Correlation Between Nasdaq and Pfizer
Can any of the company-specific risk be diversified away by investing in both Nasdaq and Pfizer at the same time? Although using a correlation coefficient on its own may not help to predict future stock returns, this module helps to understand the diversifiable risk of combining Nasdaq and Pfizer into the same portfolio, which is an essential part of the fundamental portfolio management process.
By analyzing existing cross correlation between Nasdaq Inc and Pfizer Inc, you can compare the effects of market volatilities on Nasdaq and Pfizer and check how they will diversify away market risk if combined in the same portfolio for a given time horizon. You can also utilize pair trading strategies of matching a long position in Nasdaq with a short position of Pfizer. Check out your portfolio center. Please also check ongoing floating volatility patterns of Nasdaq and Pfizer.
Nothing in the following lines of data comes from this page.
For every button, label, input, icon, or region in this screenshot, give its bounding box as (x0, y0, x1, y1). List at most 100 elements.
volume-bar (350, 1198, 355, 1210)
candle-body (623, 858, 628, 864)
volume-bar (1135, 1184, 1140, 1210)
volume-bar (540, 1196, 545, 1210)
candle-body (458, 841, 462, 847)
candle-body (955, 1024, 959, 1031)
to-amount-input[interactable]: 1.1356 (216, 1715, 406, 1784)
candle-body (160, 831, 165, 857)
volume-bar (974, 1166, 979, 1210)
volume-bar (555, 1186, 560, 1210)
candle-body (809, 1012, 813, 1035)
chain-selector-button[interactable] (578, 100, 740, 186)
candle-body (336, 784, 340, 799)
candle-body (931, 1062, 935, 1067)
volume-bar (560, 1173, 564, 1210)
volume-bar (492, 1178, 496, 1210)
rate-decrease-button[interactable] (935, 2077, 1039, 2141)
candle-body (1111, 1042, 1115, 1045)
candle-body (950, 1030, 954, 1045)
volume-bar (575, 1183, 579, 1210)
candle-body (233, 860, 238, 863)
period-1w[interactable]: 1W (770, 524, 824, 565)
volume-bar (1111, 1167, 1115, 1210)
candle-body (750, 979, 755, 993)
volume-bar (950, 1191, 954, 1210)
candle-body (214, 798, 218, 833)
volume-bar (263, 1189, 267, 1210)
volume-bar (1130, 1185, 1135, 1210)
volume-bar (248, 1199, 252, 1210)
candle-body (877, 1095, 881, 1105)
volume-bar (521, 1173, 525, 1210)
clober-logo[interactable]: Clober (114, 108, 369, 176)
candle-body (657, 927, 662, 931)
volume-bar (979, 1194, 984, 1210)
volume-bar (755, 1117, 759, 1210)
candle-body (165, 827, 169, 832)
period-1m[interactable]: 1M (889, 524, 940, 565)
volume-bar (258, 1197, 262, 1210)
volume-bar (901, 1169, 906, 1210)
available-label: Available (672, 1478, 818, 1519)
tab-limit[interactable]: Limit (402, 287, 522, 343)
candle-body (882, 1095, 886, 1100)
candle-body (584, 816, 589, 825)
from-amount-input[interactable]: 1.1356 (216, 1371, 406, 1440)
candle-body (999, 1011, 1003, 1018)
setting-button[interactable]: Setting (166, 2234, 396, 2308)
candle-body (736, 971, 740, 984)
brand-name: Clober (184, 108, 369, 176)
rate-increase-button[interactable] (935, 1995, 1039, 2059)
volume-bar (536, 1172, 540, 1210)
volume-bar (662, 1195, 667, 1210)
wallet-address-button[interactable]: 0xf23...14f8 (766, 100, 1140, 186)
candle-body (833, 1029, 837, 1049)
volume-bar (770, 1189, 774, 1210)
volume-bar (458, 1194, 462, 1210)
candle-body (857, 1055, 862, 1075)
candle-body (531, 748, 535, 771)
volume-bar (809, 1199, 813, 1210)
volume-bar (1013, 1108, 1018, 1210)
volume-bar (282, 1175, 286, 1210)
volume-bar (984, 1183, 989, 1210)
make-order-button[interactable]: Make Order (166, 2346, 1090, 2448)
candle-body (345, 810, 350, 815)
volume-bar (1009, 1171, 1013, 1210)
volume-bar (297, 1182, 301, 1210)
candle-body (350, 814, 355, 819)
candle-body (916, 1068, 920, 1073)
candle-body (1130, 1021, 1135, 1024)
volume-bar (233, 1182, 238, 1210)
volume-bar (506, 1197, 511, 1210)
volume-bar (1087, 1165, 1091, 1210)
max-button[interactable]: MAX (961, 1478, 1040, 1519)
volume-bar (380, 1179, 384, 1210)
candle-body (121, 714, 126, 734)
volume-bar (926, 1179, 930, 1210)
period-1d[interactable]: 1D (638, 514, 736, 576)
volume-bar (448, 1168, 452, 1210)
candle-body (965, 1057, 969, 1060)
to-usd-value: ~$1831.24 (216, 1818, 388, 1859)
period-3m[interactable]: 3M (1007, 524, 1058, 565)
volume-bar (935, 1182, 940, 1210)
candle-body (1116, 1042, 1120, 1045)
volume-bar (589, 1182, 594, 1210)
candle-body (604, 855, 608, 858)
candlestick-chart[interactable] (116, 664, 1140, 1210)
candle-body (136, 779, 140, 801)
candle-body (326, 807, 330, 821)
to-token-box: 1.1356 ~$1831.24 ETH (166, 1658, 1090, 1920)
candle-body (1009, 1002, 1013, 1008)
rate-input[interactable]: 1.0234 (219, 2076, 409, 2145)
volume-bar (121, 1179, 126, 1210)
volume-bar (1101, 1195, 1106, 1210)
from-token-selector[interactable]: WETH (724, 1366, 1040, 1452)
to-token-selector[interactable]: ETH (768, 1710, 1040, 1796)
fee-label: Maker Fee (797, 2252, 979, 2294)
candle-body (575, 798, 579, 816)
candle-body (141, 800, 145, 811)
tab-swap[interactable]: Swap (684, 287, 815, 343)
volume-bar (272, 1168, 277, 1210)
Diversification Opportunities for Nasdaq and Pfizer
Significant diversification
The 3 months correlation between Nasdaq and Pfizer is 0.07. Overlapping area represents the amount of risk that can be diversified away by holding Nasdaq Inc and Pfizer Inc in the same portfolio, assuming nothing else is changed. The correlation between historical prices or returns on Pfizer Inc and Nasdaq is a relative statistical measure of the degree to which these equity instruments tend to move together. The correlation coefficient measures the extent to which returns on Nasdaq Inc are associated (or correlated) with Pfizer. Values of the correlation coefficient range from -1 to +1, where. The correlation of zero (0) is possible when the price movement of Pfizer Inc has no effect on the direction of Nasdaq i.e., Nasdaq and Pfizer go up and down completely randomly.
Pair Corralation between Nasdaq and Pfizer
Given the investment horizon of 90 days Nasdaq Inc is expected to generate 1.23 times more return on investment than Pfizer. However, Nasdaq is 1.23 times more volatile than Pfizer Inc. It trades about -0.03 of its potential returns per unit of risk. Pfizer Inc is currently generating about -0.04 per unit of risk. If you would invest 7,714 in Nasdaq Inc on December 28, 2024 and sell it today you would lose (223.00) from holding Nasdaq Inc or give up 2.89% of portfolio value over 90 days.
Time Period | 3 Months [change] |
Direction | Moves Together |
Strength | Insignificant |
Accuracy | 100.0% |
Values | Daily Returns |
Nasdaq Inc vs. Pfizer Inc
Performance |
Timeline |
Nasdaq Inc |
Pfizer Inc |
Nasdaq and Pfizer Volatility Contrast
Predicted Return Density |
Returns |
Pair Trading with Nasdaq and Pfizer
The main advantage of trading using opposite Nasdaq and Pfizer positions is that it hedges away some unsystematic risk. Because of two separate transactions, even if Nasdaq position performs unexpectedly, Pfizer can make up some of the losses. Pair trading also minimizes risk from directional movements in the market. For example, if an entire industry or sector drops because of unexpected headlines, the short position in Pfizer will offset losses from the drop in Pfizer's long position.The idea behind Nasdaq Inc and Pfizer Inc pairs trading is to make the combined position market-neutral, meaning the overall market's direction will not affect its win or loss (or potential downside or upside). This can be achieved by designing a pairs trade with two highly correlated stocks or equities that operate in a similar space or sector, making it possible to obtain profits through simple and relatively low-risk investment.Pfizer vs. AbbVie Inc | Pfizer vs. Merck Company | Pfizer vs. Eli Lilly and | Pfizer vs. Bristol Myers Squibb |
Check out your portfolio center.Note that this page's information should be used as a complementary analysis to find the right mix of equity instruments to add to your existing portfolios or create a brand new portfolio. You can also try the Fundamentals Comparison module to compare fundamentals across multiple equities to find investing opportunities.